Ferromagnetic materials have a permanent magnetic field. Ferroelectric materials do the same with an electric field
Researchers suggest that at small enough scales, the characteristics of the two could be almost identical, although they are caused by very different physics
Both classes of material have uses in electronics, particularly data storage
Ferromagnetic materials have a self-generating magnetic field, ferroelectric materials generate their own electrical field. Although electric and magnetic fields are related, physics tells us that they are very different classes of material. Now the discovery by University of Warwick-led scientists of a complex electrical ‘vortex’-like pattern that mirrors its magnetic counterpart suggests that they could actually be two sides of the same coin.

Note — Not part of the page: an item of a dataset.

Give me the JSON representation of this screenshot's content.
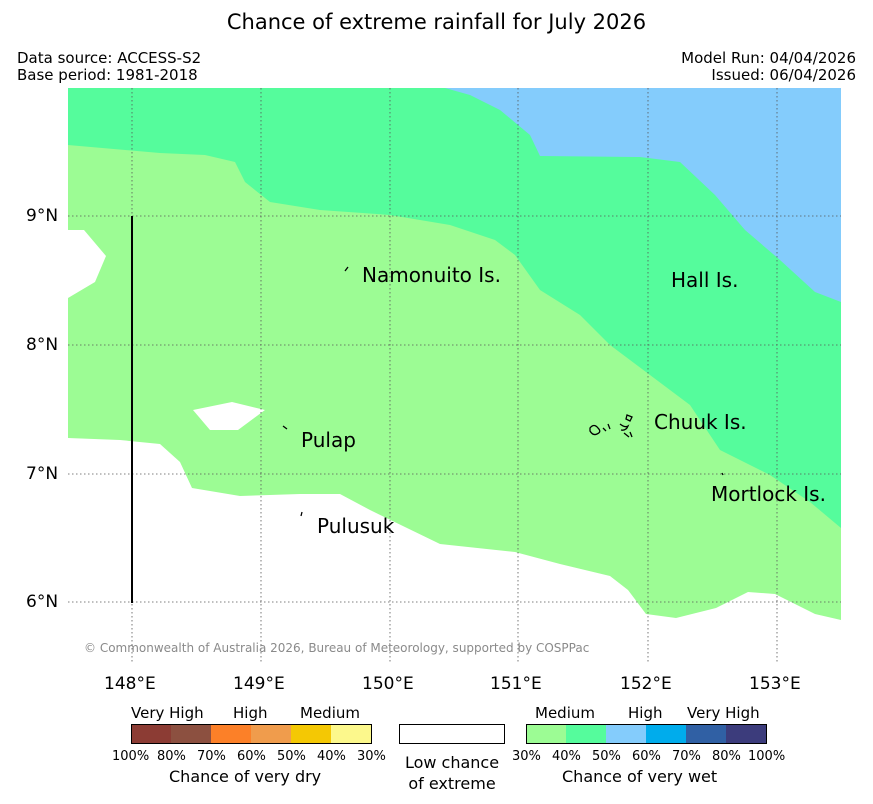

Detailed in a new study for the journal Nature, funded by the Engineering and Physical Sciences Research Council (EPSRC), part of UK Research and Innovation, and the Royal Society, the results give the first evidence of a process in ferroelectric materials comparable to the Dzyaloshinskii–Moriya interaction in ferromagnets. This particular interaction plays a pivotal role in stabilizing topological magnetic structures, such as skyrmions, and it might be crucial for potential new electronic technologies exploiting their electrical analogs.